Copyright © 1865, 2021 SAGA Egmont

 

All rights reserved

 

ISBN: 9788726875447

 

1st ebook edition

Format: EPUB 3.0

 

No part of this publication may be reproduced, stored in a retrievial system, or transmitted, in any form or by any means without the prior written permission of the publisher, nor, be otherwise circulated in any form of binding or cover other than in which it is published and without a similar condition being imposed on the subsequent purchaser.

This work is republished as a historical document. It contains contemporary use of language.

 

www.sagaegmont.com

Saga Egmont - a part of Egmont, www.egmont.com

Capítulo I

A la caída de una tarde de invierno, apenas hubieron concluido de tocar la oración las campanas de la hermosa iglesia de la ciudad de Carmona, cuando trocando la gravedad de los sonidos que llaman a la oración, en gozoso repique, anunciaron el bautismo de un recién nacido.

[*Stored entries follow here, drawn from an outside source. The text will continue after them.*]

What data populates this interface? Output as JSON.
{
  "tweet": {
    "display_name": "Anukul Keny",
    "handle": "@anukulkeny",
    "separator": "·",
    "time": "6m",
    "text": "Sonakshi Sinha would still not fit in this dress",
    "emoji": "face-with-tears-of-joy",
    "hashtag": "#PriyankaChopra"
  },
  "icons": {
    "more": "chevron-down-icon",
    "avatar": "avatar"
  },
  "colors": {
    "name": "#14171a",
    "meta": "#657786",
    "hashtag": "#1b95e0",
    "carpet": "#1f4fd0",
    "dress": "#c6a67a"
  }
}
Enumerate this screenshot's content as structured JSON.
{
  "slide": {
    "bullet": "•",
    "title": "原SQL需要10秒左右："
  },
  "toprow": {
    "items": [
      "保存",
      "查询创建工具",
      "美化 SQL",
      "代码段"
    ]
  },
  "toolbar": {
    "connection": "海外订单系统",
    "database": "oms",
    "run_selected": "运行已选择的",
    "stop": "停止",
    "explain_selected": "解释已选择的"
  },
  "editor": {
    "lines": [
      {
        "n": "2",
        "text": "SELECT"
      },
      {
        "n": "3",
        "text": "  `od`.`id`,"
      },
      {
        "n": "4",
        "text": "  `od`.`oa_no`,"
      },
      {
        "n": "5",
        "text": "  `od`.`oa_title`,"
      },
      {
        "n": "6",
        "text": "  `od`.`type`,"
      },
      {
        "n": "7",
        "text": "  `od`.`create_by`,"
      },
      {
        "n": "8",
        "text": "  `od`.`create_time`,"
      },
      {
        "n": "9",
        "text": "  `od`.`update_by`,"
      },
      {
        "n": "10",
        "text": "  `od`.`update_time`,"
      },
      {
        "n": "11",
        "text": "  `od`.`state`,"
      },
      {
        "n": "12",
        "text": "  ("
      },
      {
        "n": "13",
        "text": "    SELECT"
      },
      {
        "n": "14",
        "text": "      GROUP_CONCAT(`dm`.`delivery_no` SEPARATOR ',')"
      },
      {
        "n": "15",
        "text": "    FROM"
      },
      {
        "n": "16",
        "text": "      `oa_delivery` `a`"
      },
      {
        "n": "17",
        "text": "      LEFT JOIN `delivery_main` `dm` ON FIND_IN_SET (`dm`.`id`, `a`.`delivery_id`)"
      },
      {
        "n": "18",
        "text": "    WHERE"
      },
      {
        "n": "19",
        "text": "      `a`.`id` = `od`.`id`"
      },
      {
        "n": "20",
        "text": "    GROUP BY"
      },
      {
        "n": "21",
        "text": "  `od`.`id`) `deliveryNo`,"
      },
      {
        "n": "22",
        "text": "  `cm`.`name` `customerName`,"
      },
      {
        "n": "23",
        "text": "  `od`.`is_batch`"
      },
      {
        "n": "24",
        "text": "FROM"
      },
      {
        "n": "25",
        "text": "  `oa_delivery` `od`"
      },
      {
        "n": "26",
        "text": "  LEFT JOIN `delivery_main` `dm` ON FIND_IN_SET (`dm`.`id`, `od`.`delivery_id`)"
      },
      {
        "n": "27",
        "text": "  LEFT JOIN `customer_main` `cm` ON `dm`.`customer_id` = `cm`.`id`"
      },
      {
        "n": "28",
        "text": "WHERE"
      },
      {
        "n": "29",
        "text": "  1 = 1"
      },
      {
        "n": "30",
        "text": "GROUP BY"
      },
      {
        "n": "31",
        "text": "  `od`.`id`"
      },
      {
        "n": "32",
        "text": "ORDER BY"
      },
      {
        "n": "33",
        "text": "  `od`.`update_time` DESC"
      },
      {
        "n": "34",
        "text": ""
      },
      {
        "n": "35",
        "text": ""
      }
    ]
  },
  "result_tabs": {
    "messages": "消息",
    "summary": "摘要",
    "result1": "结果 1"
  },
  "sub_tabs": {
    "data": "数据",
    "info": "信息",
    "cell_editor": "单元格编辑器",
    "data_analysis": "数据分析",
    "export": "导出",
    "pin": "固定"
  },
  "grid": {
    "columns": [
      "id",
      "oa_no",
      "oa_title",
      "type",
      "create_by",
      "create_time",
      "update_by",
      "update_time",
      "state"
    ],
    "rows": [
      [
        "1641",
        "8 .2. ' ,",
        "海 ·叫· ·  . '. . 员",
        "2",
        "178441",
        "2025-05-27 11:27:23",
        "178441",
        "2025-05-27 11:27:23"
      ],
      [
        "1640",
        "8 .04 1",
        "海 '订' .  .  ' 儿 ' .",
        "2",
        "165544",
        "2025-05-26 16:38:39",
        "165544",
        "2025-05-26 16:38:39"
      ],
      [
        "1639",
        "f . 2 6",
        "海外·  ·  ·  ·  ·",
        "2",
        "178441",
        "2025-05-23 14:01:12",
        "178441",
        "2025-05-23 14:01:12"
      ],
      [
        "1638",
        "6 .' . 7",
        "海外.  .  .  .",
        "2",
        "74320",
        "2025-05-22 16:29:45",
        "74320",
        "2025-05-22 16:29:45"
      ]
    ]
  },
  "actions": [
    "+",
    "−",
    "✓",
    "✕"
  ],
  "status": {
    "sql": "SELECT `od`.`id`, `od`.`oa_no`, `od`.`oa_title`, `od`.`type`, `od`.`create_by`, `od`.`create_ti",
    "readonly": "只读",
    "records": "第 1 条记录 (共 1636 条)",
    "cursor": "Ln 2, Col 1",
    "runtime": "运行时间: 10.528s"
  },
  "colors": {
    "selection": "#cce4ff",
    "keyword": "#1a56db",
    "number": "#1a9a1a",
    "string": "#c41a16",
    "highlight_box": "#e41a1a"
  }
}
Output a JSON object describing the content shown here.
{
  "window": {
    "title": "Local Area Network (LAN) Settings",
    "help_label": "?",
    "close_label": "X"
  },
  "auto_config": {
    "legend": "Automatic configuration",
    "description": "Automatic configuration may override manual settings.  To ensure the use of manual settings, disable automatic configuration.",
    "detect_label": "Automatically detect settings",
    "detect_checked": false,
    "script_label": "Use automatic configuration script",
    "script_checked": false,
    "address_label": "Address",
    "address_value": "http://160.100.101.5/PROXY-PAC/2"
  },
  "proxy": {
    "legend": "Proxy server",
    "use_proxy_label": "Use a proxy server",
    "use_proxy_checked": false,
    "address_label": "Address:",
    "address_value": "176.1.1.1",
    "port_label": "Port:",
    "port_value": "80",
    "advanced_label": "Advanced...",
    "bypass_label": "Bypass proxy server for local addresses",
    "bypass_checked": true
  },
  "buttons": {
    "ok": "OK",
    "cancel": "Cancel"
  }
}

Poco después salió del templo una numerosa comparsa de bien acomodados menestrales, echando el que iba al lado de la madrina, que llevaba la criatura, monedas de cobre con gran profusión a una turba de chiquillos que a grandes gritos pedían el pelón.

Al cabo de media hora salió igualmente de la iglesia una mujer que llevaba también una criatura en brazos, sin más acompañamiento que un anciano al parecer, que vestía un uniforme raído, un sacerdote, y un niño.

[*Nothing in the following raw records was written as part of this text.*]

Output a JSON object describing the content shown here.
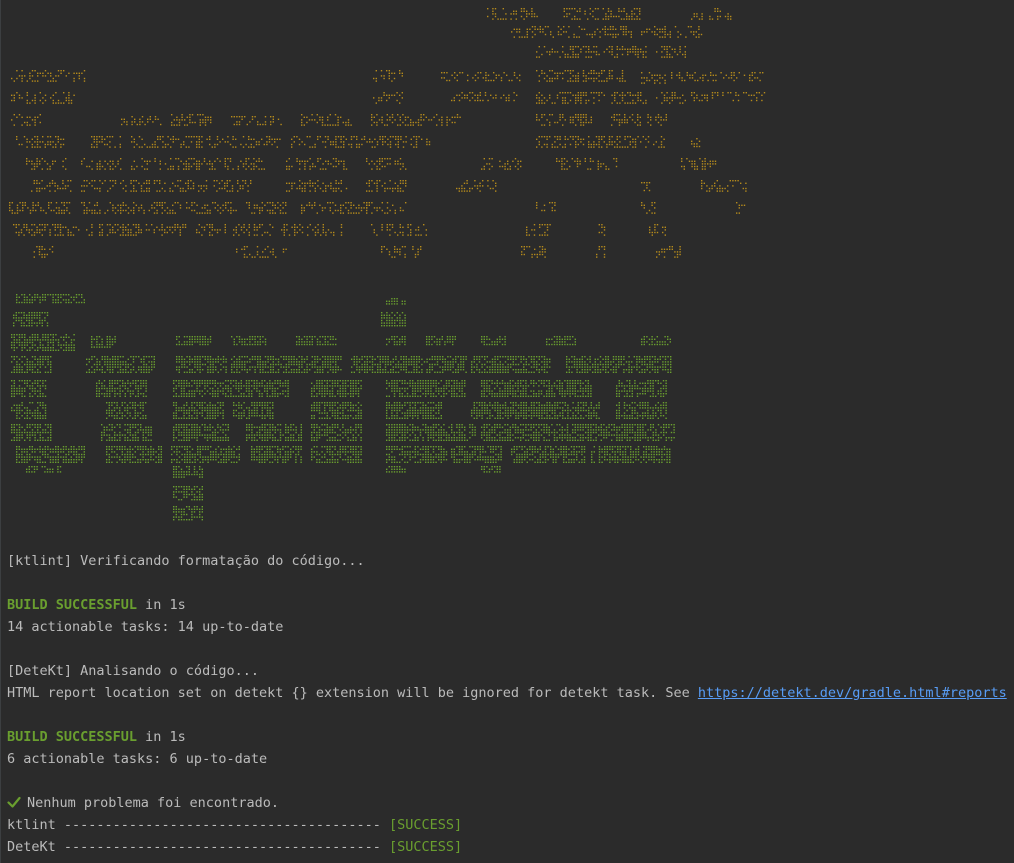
{
  "colors": {
    "background": "#2b2b2b",
    "text": "#bbbbbb",
    "success": "#6a9f2f",
    "art_sun": "#b58b1c",
    "art_logo": "#6a9f2f",
    "link": "#589df6"
  },
  "banner": {
    "description_icon": "sun-icon",
    "logo_word": "Experience"
  },
  "output": {
    "ktlint_start": "[ktlint] Verificando formatação do código...",
    "build1_status": "BUILD SUCCESSFUL",
    "build1_time": " in 1s",
    "build1_tasks": "14 actionable tasks: 14 up-to-date",
    "detekt_start": "[DeteKt] Analisando o código...",
    "detekt_warning_prefix": "HTML report location set on detekt {} extension will be ignored for detekt task. See ",
    "detekt_link": "https://detekt.dev/gradle.html#reports",
    "build2_status": "BUILD SUCCESSFUL",
    "build2_time": " in 1s",
    "build2_tasks": "6 actionable tasks: 6 up-to-date",
    "no_problems": "Nenhum problema foi encontrado.",
    "summary": [
      {
        "tool": "ktlint ",
        "dashes": "--------------------------------------- ",
        "result": "[SUCCESS]"
      },
      {
        "tool": "DeteKt ",
        "dashes": "--------------------------------------- ",
        "result": "[SUCCESS]"
      }
    ]
  }
}
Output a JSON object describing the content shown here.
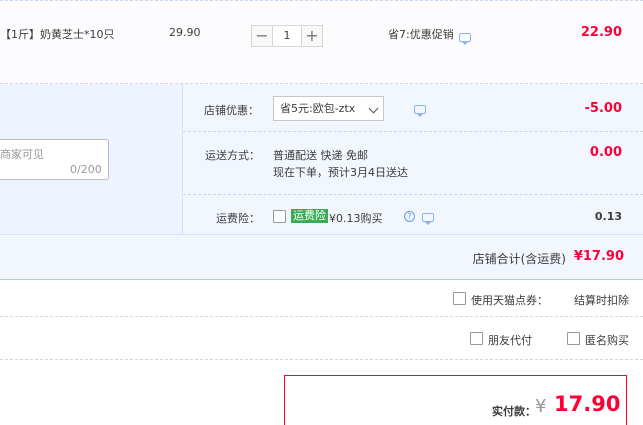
{
  "item": {
    "spec": "【1斤】奶黄芝士*10只",
    "price": "29.90",
    "qty_minus": "−",
    "qty": "1",
    "qty_plus": "+",
    "promo": "省7:优惠促销",
    "subtotal": "22.90"
  },
  "shop": {
    "message_placeholder": "商家可见",
    "message_count": "0/200",
    "discount_label": "店铺优惠：",
    "discount_select": "省5元:欧包-ztx",
    "discount_amount": "-5.00",
    "shipping_label": "运送方式：",
    "shipping_method": "普通配送 快递 免邮",
    "shipping_eta": "现在下单，预计3月4日送达",
    "shipping_amount": "0.00",
    "insurance_label": "运费险：",
    "insurance_tag": "运费险",
    "insurance_text": "¥0.13购买",
    "insurance_amount": "0.13",
    "total_label": "店铺合计(含运费)",
    "total_value": "¥17.90"
  },
  "options": {
    "tmall_points": "使用天猫点券：",
    "settle_deduct": "结算时扣除",
    "friend_pay": "朋友代付",
    "anonymous": "匿名购买"
  },
  "payment": {
    "label": "实付款：",
    "currency": "¥",
    "value": "17.90"
  },
  "colors": {
    "accent_red": "#ff0036",
    "panel_blue": "#f2f7ff",
    "insurance_green": "#39ab53"
  }
}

-Entre tanto, el cura de la parroquia inscribía en sus libros: «Hoy 4 de Febrero de 184... bauticé a María de Gracia, hija de Josefa Martínez, y de Mateo López, maestro carpintero de esta ciudad».-Y en seguida con igual fecha:

«Bauticé en el mismo día a María de Gracia, hija de doña Teresa Espinosa de los Monteros, y de D. Ramón Vargas de Toledo, Caballero de Alcántara, coronel que ha sido de infantería».

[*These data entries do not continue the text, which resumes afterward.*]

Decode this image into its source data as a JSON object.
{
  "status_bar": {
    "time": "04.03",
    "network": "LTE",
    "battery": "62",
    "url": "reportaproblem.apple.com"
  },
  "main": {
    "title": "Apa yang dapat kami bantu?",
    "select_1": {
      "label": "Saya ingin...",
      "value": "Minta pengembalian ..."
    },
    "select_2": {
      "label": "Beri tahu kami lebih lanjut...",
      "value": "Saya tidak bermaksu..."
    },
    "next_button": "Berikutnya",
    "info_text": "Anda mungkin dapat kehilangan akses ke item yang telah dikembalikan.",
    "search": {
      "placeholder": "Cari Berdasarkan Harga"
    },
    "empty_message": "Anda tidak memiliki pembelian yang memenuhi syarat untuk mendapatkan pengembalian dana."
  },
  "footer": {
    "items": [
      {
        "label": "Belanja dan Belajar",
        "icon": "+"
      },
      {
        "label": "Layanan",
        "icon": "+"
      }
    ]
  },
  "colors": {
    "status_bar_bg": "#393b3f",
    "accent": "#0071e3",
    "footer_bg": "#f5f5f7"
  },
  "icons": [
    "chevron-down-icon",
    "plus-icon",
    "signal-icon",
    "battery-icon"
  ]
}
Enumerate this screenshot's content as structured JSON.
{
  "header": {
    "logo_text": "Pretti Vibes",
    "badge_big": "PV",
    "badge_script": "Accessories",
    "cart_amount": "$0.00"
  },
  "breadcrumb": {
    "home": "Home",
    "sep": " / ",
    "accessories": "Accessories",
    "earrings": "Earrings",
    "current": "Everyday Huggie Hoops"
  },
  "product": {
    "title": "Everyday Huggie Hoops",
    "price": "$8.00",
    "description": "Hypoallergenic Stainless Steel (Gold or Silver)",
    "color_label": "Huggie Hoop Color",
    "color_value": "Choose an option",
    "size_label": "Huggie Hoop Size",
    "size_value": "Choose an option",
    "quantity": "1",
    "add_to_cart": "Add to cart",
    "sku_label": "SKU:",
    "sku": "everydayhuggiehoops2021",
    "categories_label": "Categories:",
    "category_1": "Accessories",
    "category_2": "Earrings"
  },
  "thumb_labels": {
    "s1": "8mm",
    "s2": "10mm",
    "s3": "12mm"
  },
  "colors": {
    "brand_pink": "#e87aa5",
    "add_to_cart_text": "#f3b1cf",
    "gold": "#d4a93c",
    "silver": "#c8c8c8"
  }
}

La comparsa que fue acompañada por la bulliciosa turba hasta su casa, al entrar en ella se dirigió a la alcoba de la parida, a la que puso la madrina la criatura en los brazos diciéndole:

-Aquí tienes a tu hija cristiana, Dios te dé a ti salud para criarla, y a ella el salero y gracia de su madre, para que le venga bien el nombre de Gracia que se le ha puesto.

La parida recibió a su niña, que era hermosa y robusta, con una alegría que aumentó la de los demás, los cuales, reunidos por el padre de la recién bautizada al rededor de una mesa cubierta de bizcochos, dulces y botellas de licor, empezaron a beber con ruidosa algazara a la salud de la madre y de la hija. La casa, aunque compuesta solo de un piso bajo, era desahogada y bañada de sol: su gran patio estaba, como suelen estarlo casi todos en Carmona, hecho un jardín de flores y escogidas plantas.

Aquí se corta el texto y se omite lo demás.